Uzun
zamandır yazmadım. Bir yıl olmak üzere. Nereden başlayacağımı da bilmiyorum
aslında. Paslanmışım biraz. Bu son bir yılda benim hayatımda çok şey değişti. Yazı
yazmak için düşünmeye, oturup yazıyı planlamaya, kendimle kalmaya zaman
ayırmadım. En son yazımda değişimlerden dolayı yaşadığım stresle baş etmeye
çalışıyordum. Belki o yüzden pek de hayatımda neler oluyor diye düşünmek
istemedim. Düşünmekle tüm değişimleri meşrulaştırmış olacaktım.
Oysa
değişim vardı. Tek kişilik hayatım iki kişilik oldu. Bir ailem varken şimdi iki
ailem oldu. Soyadıma yeni bir soyadı daha eklendi. Nüfus kağıdım değişti. İş
adresim, ev adresim, yaşam alanım değişti. Arkadaşlarımla eskisi kadar sık
görüşemez oldum. Aramıza bir köprü girdi. Çok sevdiğim sahile gidip koşu
yapamaz oldum. Değişmemek için çok direnç gösterdim. Eski, var olan durumu
korumaya çalıştım. Üzerine düşünmezsem, yazmazsam belki her şey aynı kalır
sandım. Oysa yıl bile 2012’den 2013’e değişti. Merhaba 2013. Merhaba hayatımdaki değişimler. Değişimlerle birlikte akmaya karar
verdim. Şimdilik…
Değişim,
beraberinde gelişimi de getirdiği zaman direnç göstermek çok da akıl karı değil.
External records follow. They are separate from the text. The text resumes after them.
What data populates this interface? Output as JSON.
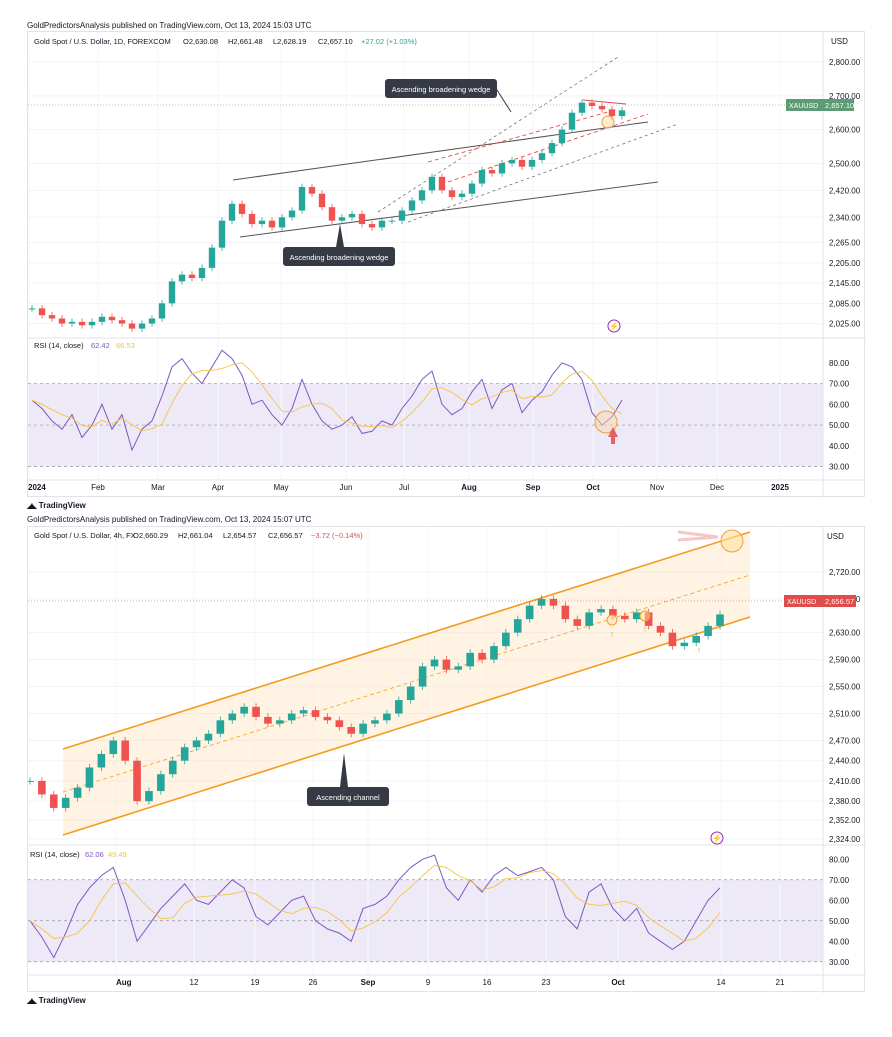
{
  "charts": [
    {
      "publisher": "GoldPredictorsAnalysis published on TradingView.com, Oct 13, 2024 15:03 UTC",
      "symbol_line": "Gold Spot / U.S. Dollar, 1D, FOREXCOM",
      "ohlc": {
        "o": "O2,630.08",
        "h": "H2,661.48",
        "l": "L2,628.19",
        "c": "C2,657.10",
        "chg": "+27.02 (+1.03%)"
      },
      "ticker": "XAUUSD",
      "last_price": "2,657.10",
      "tag_color": "#5d9b74",
      "annotation_top": "Ascending broadening wedge",
      "annotation_bottom": "Ascending broadening wedge",
      "rsi_label": "RSI (14, close)",
      "rsi_values": [
        "62.42",
        "66.53"
      ]
    },
    {
      "publisher": "GoldPredictorsAnalysis published on TradingView.com, Oct 13, 2024 15:07 UTC",
      "symbol_line": "Gold Spot / U.S. Dollar, 4h, FX",
      "ohlc": {
        "o": "O2,660.29",
        "h": "H2,661.04",
        "l": "L2,654.57",
        "c": "C2,656.57",
        "chg": "−3.72 (−0.14%)"
      },
      "ticker": "XAUUSD",
      "last_price": "2,656.57",
      "tag_color": "#e04b4b",
      "annotation": "Ascending channel",
      "rsi_label": "RSI (14, close)",
      "rsi_values": [
        "62.06",
        "49.49"
      ]
    }
  ],
  "footer_logo": "TradingView",
  "chart_data": [
    {
      "type": "line",
      "title": "Gold Spot / U.S. Dollar, 1D, FOREXCOM",
      "unit": "USD",
      "x_ticks": [
        "2024",
        "Feb",
        "Mar",
        "Apr",
        "May",
        "Jun",
        "Jul",
        "Aug",
        "Sep",
        "Oct",
        "Nov",
        "Dec",
        "2025"
      ],
      "y_ticks": [
        2800,
        2700,
        2600,
        2500,
        2420,
        2340,
        2265,
        2205,
        2145,
        2085,
        2025
      ],
      "ylim": [
        2000,
        2830
      ],
      "series": [
        {
          "values": [
            2070,
            2050,
            2040,
            2025,
            2030,
            2020,
            2030,
            2045,
            2035,
            2025,
            2010,
            2025,
            2040,
            2085,
            2150,
            2170,
            2160,
            2190,
            2250,
            2330,
            2380,
            2350,
            2320,
            2330,
            2310,
            2340,
            2360,
            2430,
            2410,
            2370,
            2330,
            2340,
            2350,
            2320,
            2310,
            2330,
            2330,
            2360,
            2390,
            2420,
            2460,
            2420,
            2400,
            2410,
            2440,
            2480,
            2470,
            2500,
            2510,
            2490,
            2510,
            2530,
            2560,
            2600,
            2650,
            2680,
            2670,
            2660,
            2640,
            2657
          ]
        }
      ],
      "rsi": {
        "ylim": [
          25,
          90
        ],
        "y_ticks": [
          80,
          70,
          60,
          50,
          40,
          30
        ],
        "band": [
          30,
          70
        ],
        "values": [
          62,
          58,
          52,
          48,
          55,
          44,
          50,
          60,
          48,
          55,
          38,
          48,
          52,
          64,
          78,
          82,
          75,
          70,
          78,
          86,
          82,
          74,
          60,
          62,
          55,
          50,
          58,
          72,
          60,
          52,
          48,
          50,
          54,
          46,
          47,
          52,
          50,
          58,
          64,
          72,
          76,
          60,
          55,
          58,
          66,
          72,
          58,
          67,
          70,
          56,
          62,
          66,
          74,
          80,
          78,
          72,
          56,
          50,
          54,
          62
        ]
      }
    },
    {
      "type": "line",
      "title": "Gold Spot / U.S. Dollar, 4h, FX",
      "unit": "USD",
      "x_ticks": [
        "Aug",
        "12",
        "19",
        "26",
        "Sep",
        "9",
        "16",
        "23",
        "Oct",
        "14",
        "21"
      ],
      "y_ticks": [
        2720,
        2680,
        2630,
        2590,
        2550,
        2510,
        2470,
        2440,
        2410,
        2380,
        2352,
        2324
      ],
      "ylim": [
        2315,
        2760
      ],
      "series": [
        {
          "values": [
            2410,
            2390,
            2370,
            2385,
            2400,
            2430,
            2450,
            2470,
            2440,
            2380,
            2395,
            2420,
            2440,
            2460,
            2470,
            2480,
            2500,
            2510,
            2520,
            2505,
            2495,
            2500,
            2510,
            2515,
            2505,
            2500,
            2490,
            2480,
            2495,
            2500,
            2510,
            2530,
            2550,
            2580,
            2590,
            2575,
            2580,
            2600,
            2590,
            2610,
            2630,
            2650,
            2670,
            2680,
            2670,
            2650,
            2640,
            2660,
            2665,
            2655,
            2650,
            2660,
            2640,
            2630,
            2610,
            2615,
            2625,
            2640,
            2657
          ]
        }
      ],
      "rsi": {
        "ylim": [
          25,
          85
        ],
        "y_ticks": [
          80,
          70,
          60,
          50,
          40,
          30
        ],
        "band": [
          30,
          70
        ],
        "values": [
          50,
          42,
          32,
          44,
          58,
          66,
          72,
          76,
          60,
          40,
          48,
          56,
          62,
          68,
          60,
          58,
          64,
          70,
          66,
          52,
          48,
          54,
          60,
          62,
          50,
          46,
          44,
          40,
          56,
          58,
          62,
          70,
          76,
          80,
          82,
          66,
          60,
          70,
          64,
          72,
          76,
          72,
          74,
          76,
          70,
          52,
          46,
          64,
          68,
          56,
          50,
          56,
          44,
          40,
          36,
          40,
          50,
          60,
          66
        ]
      }
    }
  ]
}
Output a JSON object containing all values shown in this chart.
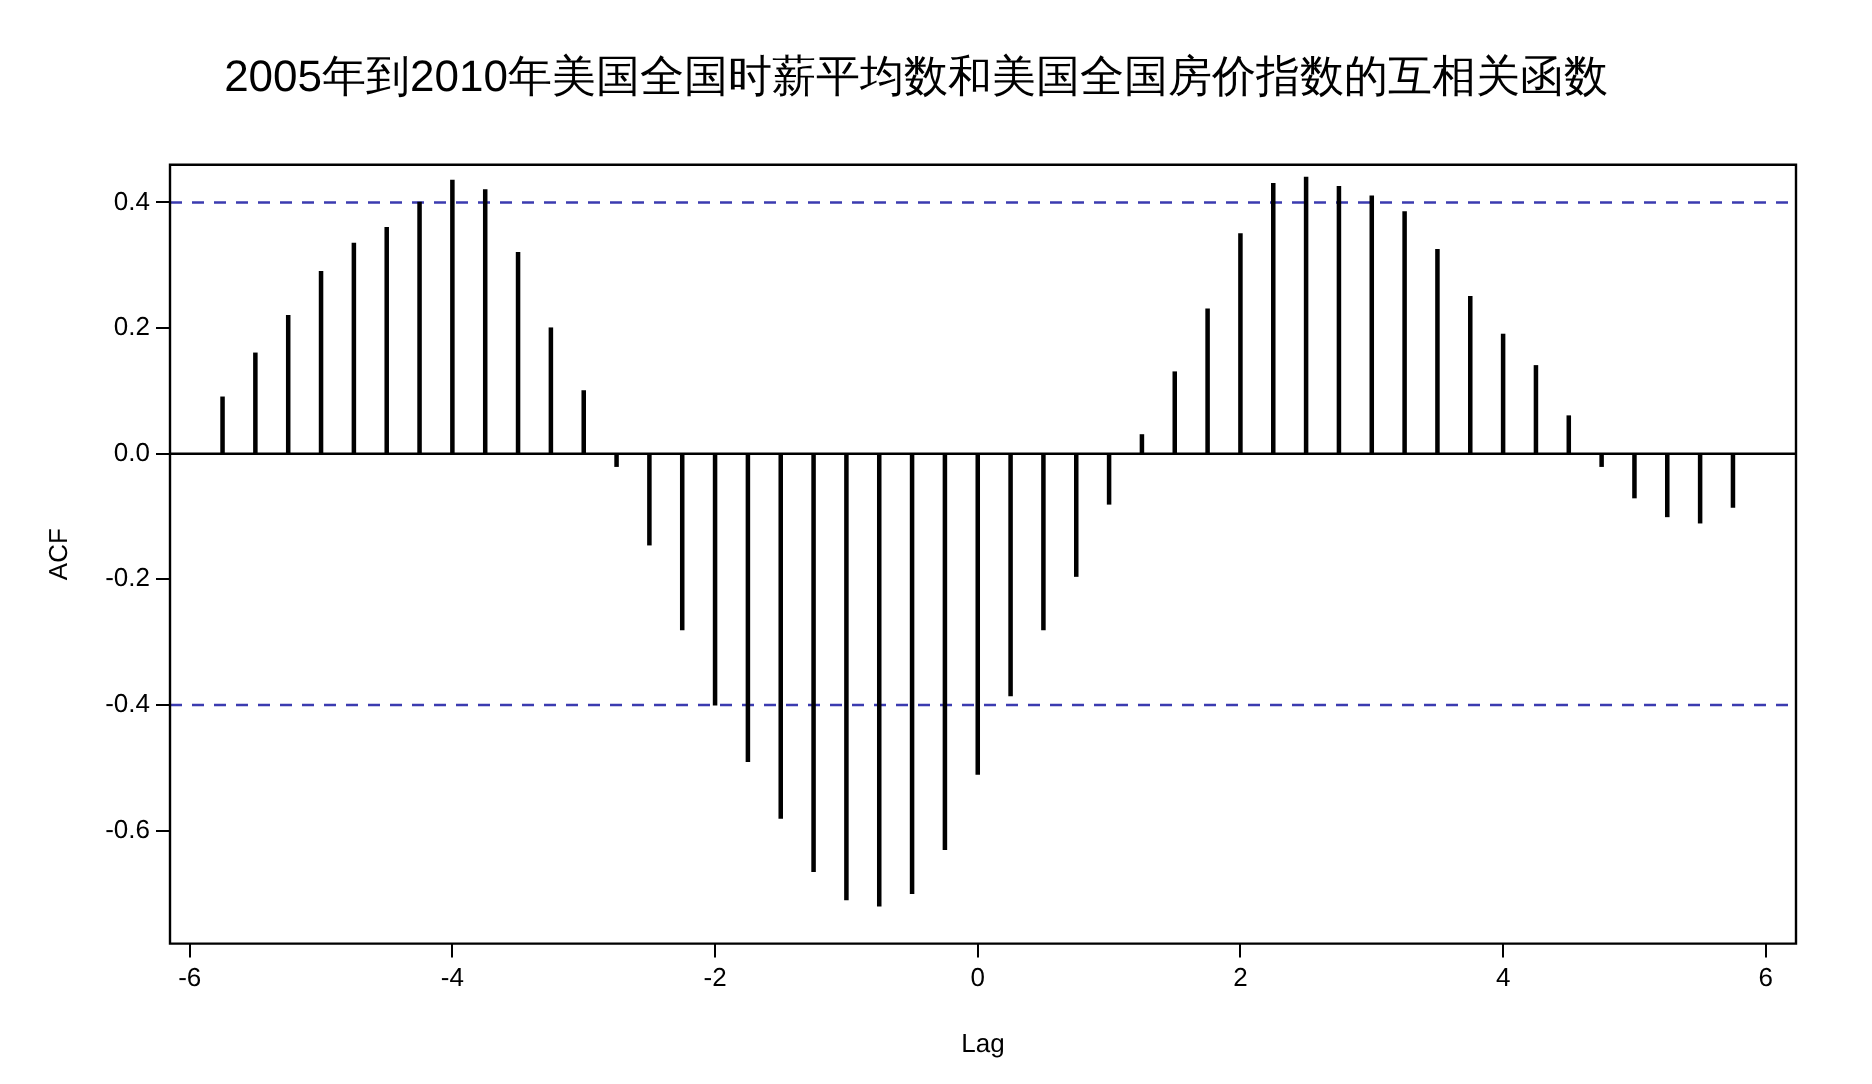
{
  "chart_data": {
    "type": "bar",
    "title": "2005年到2010年美国全国时薪平均数和美国全国房价指数的互相关函数",
    "xlabel": "Lag",
    "ylabel": "ACF",
    "x": [
      -5.75,
      -5.5,
      -5.25,
      -5,
      -4.75,
      -4.5,
      -4.25,
      -4,
      -3.75,
      -3.5,
      -3.25,
      -3,
      -2.75,
      -2.5,
      -2.25,
      -2,
      -1.75,
      -1.5,
      -1.25,
      -1,
      -0.75,
      -0.5,
      -0.25,
      0,
      0.25,
      0.5,
      0.75,
      1,
      1.25,
      1.5,
      1.75,
      2,
      2.25,
      2.5,
      2.75,
      3,
      3.25,
      3.5,
      3.75,
      4,
      4.25,
      4.5,
      4.75,
      5,
      5.25,
      5.5,
      5.75
    ],
    "values": [
      0.09,
      0.16,
      0.22,
      0.29,
      0.335,
      0.36,
      0.4,
      0.435,
      0.42,
      0.32,
      0.2,
      0.1,
      -0.02,
      -0.145,
      -0.28,
      -0.4,
      -0.49,
      -0.58,
      -0.665,
      -0.71,
      -0.72,
      -0.7,
      -0.63,
      -0.51,
      -0.385,
      -0.28,
      -0.195,
      -0.08,
      0.03,
      0.13,
      0.23,
      0.35,
      0.43,
      0.44,
      0.425,
      0.41,
      0.385,
      0.325,
      0.25,
      0.19,
      0.14,
      0.06,
      -0.02,
      -0.07,
      -0.1,
      -0.11,
      -0.085
    ],
    "color": "#000000",
    "xlim": [
      -6.15,
      6.23
    ],
    "xticks": [
      -6,
      -4,
      -2,
      0,
      2,
      4,
      6
    ],
    "ylim": [
      -0.78,
      0.46
    ],
    "yticks": [
      {
        "value": -0.6,
        "label": "-0.6"
      },
      {
        "value": -0.4,
        "label": "-0.4"
      },
      {
        "value": -0.2,
        "label": "-0.2"
      },
      {
        "value": 0,
        "label": "0.0"
      },
      {
        "value": 0.2,
        "label": "0.2"
      },
      {
        "value": 0.4,
        "label": "0.4"
      }
    ],
    "ref_lines": [
      {
        "axis": "y",
        "value": 0,
        "color": "#000000",
        "line_style": "solid"
      },
      {
        "axis": "y",
        "value": 0.4,
        "color": "#3b3bb0",
        "line_style": "dashed"
      },
      {
        "axis": "y",
        "value": -0.4,
        "color": "#3b3bb0",
        "line_style": "dashed"
      }
    ]
  }
}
Sonuçta bu değişimler benim hayatımın daha kolaylaşması, daha keyifli olması
için oluyor. Bu sebeple, ben de yapamadıklarıma değil, hayatımda olanların keyfine,
hayatıma getirdiği artılara odaklanmaya başladım. Yeni yaşam alanımda yeni bir
düzen kurdum. Arkadaşlarımla kıymetini
anlamadığımız şip şak buluşmalar yerine daha özenli buluşmalar planlıyoruz.
Eşimle, köprü trafiği nedeniyle kaybettiğimiz saatler yerine, evde vakitlice
buluşup, aile olmanın keyfini sürüyoruz. Evim ve işim çok yakın olduğu
için yollarda zaman kaybetmiyorum. Sahildeki bisiklet turları, yürüyüşlerin
yerine spor salonuna daha sık gidip spor yapıyorum. Bu sayede bir buçuk yıl
kadar önce Zumba ile tanıştım. Hatta Zumba’yı o kadar sevdim ki Zumba
Uygulayıcısı eğitimlerine katılıp sertifika bile aldım. Bir başka yazıda bunu
da anlatırım.
Fark
ettim ki ben çok dirençli bir yapıya sahipmişim. Hatta yıllardır üzerimde
taşıdığım birkaç fazla kiloyu bile değişime direnmek adına, bildiğimden başka
biri olmamak adına bırakmadığımı fark ettim. Oysa değişim gelişim için
olduğunda kaçınmak yerine değişimi kucaklamak gerekiyor. Bugün internette
dolaşırken Elif Şafak'ın Aşk isimli kitabındaki Şems-i Tebriz-i kurallarından
bir tanesi karşıma çıktı.
“Hakk’ın karşına çıkardığı değişimlere
direnmek yerine, teslim ol. Bırak hayat sana rağmen değil, seninle beraber
aksın. ‘Düzenim bozulur, hayatımın altı üstüne gelir’ diye endişe etme. Nereden
biliyorsun, hayatın altının üstünden daha iyi olmayacağını?”
Değişim,
çoğu insan için belirsizlik anlamına geliyor. Alışılan, sevilen şeylerden uzak
kalmayı gerektirebiliyor. Yeni durum ise beraberinde beceriksizliği ve
dolayısıyla rahatsızlık duygusunu getiriyor. Yaptığın işin ustasıyken bir anda
çırak oluyorsun. Nereden bilebilirsin ki? Belki de yeni başlayan çıralık eski
ustalığından çok daha fazla güzellik getirecek. Hayatın altı/ üstü nereden
baktığına göre şekillenmez mi?
Sadece
baktığın yeri değiştirmek bile, değişime daha kolay uyum sağlamanın bir yolu.
Değişime direnmeyip teslim olunca gelişiyoruz. Yeni bir beceri kazanıyoruz,
yeni insanlar hayatımıza giriyor. Bazen de kendimizin tanımadığımız
bilmediğimiz yeni yönlerini, gizli kalmış potansiyellerimizi keşfediyoruz. O
zaman direnerek kendimizi yormaya ne gerek var?